As I stood chomping on my chips, I spied another car dropping someone off beyond the still-open gate. If I moved fast enough, I could catch it.
Then I caught myself, remembering my ex’s words from the one in-person discussion we’d had since he’d ended our marriage over the telephone from eight time zones away. The only reason he showed up for the meeting was because I’d forced his hand by bringing his dog.
What had been arranged as a Stateside lovers’ rendezvous turned into a perpendicular face-off. Our exchange—across the green-striped, prickly woolen couches that my mother had dragged from Pennsylvania to Michigan to Alabama and then back—was reduced to negotiations over the dogs, two fur babies he’d not only abandoned, but not once asked about since leaving Qatar. Yet I longed to jump to his sofa and burrow into his side.
I settled for asking, “Why do you want a divorce?”
“I don’t feel like being married anymore,” was all he’d say.
As I stood on the vipassana center’s thirsty ground, licking salt from my fingers, I remembered his words, relating. I might not have been the one to quit my marriage, but I was adept at leaving.

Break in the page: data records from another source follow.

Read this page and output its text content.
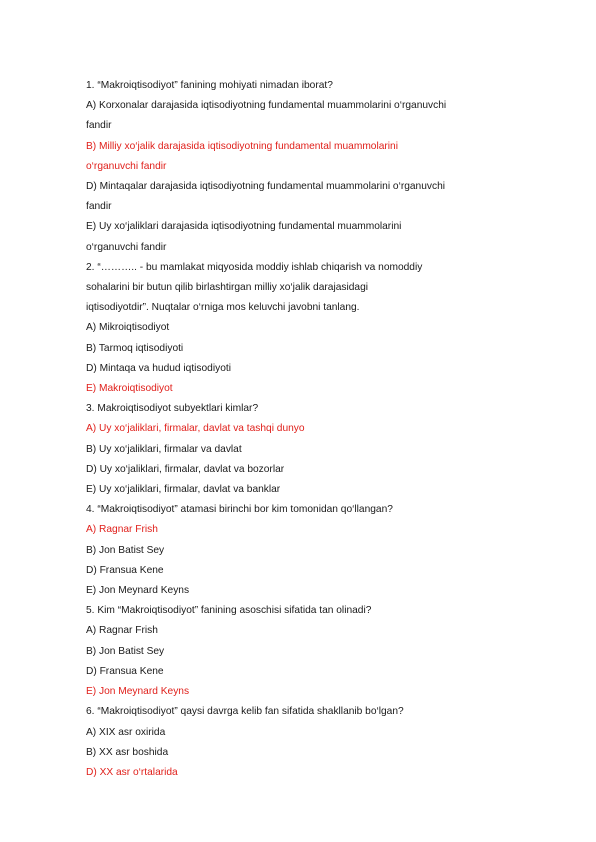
1. “Makroiqtisodiyot” fanining mohiyati nimadan iborat?
A) Korxonalar darajasida iqtisodiyotning fundamental muammolarini o‘rganuvchi
fandir
B) Milliy xo‘jalik darajasida iqtisodiyotning fundamental muammolarini
o‘rganuvchi fandir
D) Mintaqalar darajasida iqtisodiyotning fundamental muammolarini o‘rganuvchi
fandir
E) Uy xo‘jaliklari darajasida iqtisodiyotning fundamental muammolarini
o‘rganuvchi fandir
2. “……….. - bu mamlakat miqyosida moddiy ishlab chiqarish va nomoddiy
sohalarini bir butun qilib birlashtirgan milliy xo‘jalik darajasidagi
iqtisodiyotdir”. Nuqtalar o‘rniga mos keluvchi javobni tanlang.
A) Mikroiqtisodiyot
B) Tarmoq iqtisodiyoti
D) Mintaqa va hudud iqtisodiyoti
E) Makroiqtisodiyot
3. Makroiqtisodiyot subyektlari kimlar?
A) Uy xo‘jaliklari, firmalar, davlat va tashqi dunyo
B) Uy xo‘jaliklari, firmalar va davlat
D) Uy xo‘jaliklari, firmalar, davlat va bozorlar
E) Uy xo‘jaliklari, firmalar, davlat va banklar
4. “Makroiqtisodiyot” atamasi birinchi bor kim tomonidan qo‘llangan?
A) Ragnar Frish
B) Jon Batist Sey
D) Fransua Kene
E) Jon Meynard Keyns
5. Kim “Makroiqtisodiyot” fanining asoschisi sifatida tan olinadi?
A) Ragnar Frish
B) Jon Batist Sey
D) Fransua Kene
E) Jon Meynard Keyns
6. “Makroiqtisodiyot” qaysi davrga kelib fan sifatida shakllanib bo‘lgan?
A) XIX asr oxirida
B) XX asr boshida
D) XX asr o‘rtalarida
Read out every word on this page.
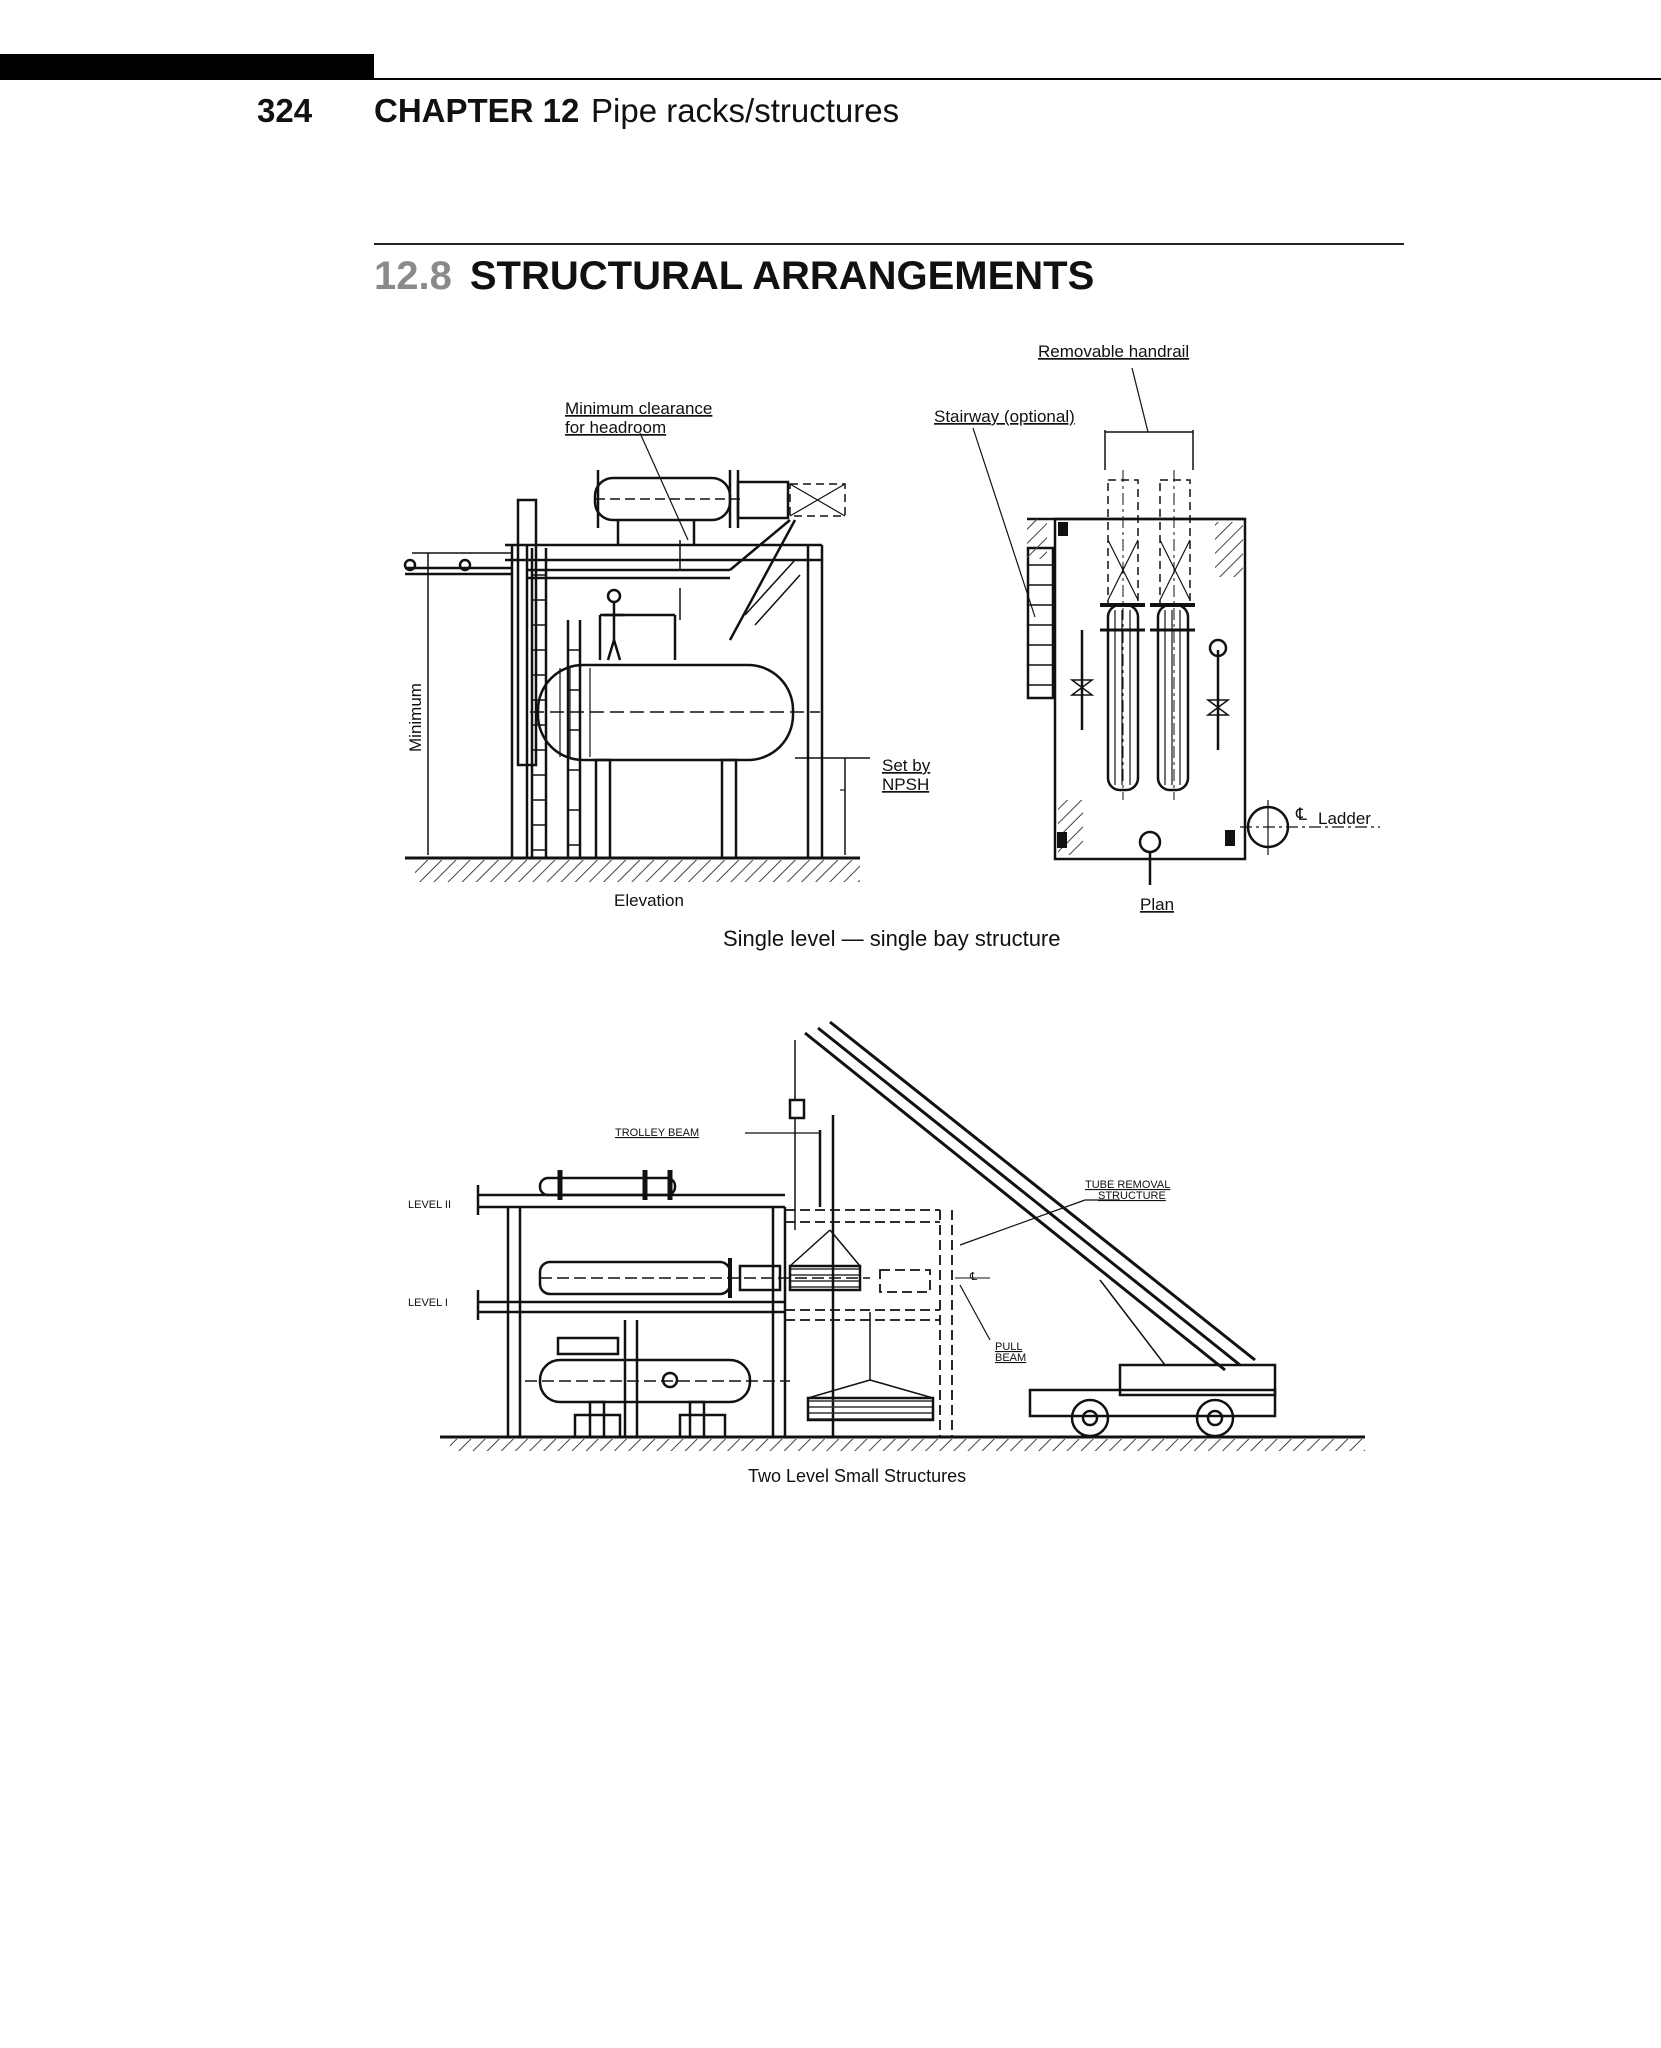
324 CHAPTER 12 Pipe racks/structures
12.8 STRUCTURAL ARRANGEMENTS
Removable handrail
Stairway (optional)
Minimum clearance
for headroom
Minimum
Set by
NPSH
℄ Ladder
Elevation	Plan
Single level — single bay structure
TROLLEY BEAM
LEVEL II
LEVEL I
TUBE REMOVAL
STRUCTURE
℄
PULL
BEAM
Two Level Small Structures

The circles I’d ridden around the Rust Belt as a kid had established a pattern—I grew itchy if I stayed in one place too long. To scratch at that agitation, I’d abandoned numerous lovers and jobs. I didn’t want to be someone who quit when I didn’t “feel like” doing something hard. This was why I’d signed up for a vipassana in the first place.
My deepest wish was that ten days of sitting in silence would reveal the hard truths about myself that years of self-inflicted toxic positivity had failed to erase. Otherwise I feared I’d never move on.
I turned and strode back toward the front gate.
Tell me…
Have you ever experienced transformational fervor?
Have you ever had second thoughts about something and then done it anyway? If so, how did it go?
Have you struggled with toxic positivity?
Have you learned hard truths about yourself?
I’ll join you in the comments!
It was 1971, India when I took my first Vipassana course with Goenka-hi. 52 years later I’m still practicing. Doing radical things like sitting in silence for days on end, or walking miles for weeks on end has given me confidence and courage to face and deal with life as it is. Look forward to reading Kirchner’s memoir
Ever wonder how many of us have had to redefine, and reinvent ourselves at some critical point in our lives? My hunch is the number may be higher for women than for men or maybe it is that women are more prone to talk about it and men tend to stuff it, like so many other emotions, often leading up to the divide. Regardless, it is the raw honesty that penetrates and touches the core of who we are when we're able and willing to face and embrace it. Thank you for sharing!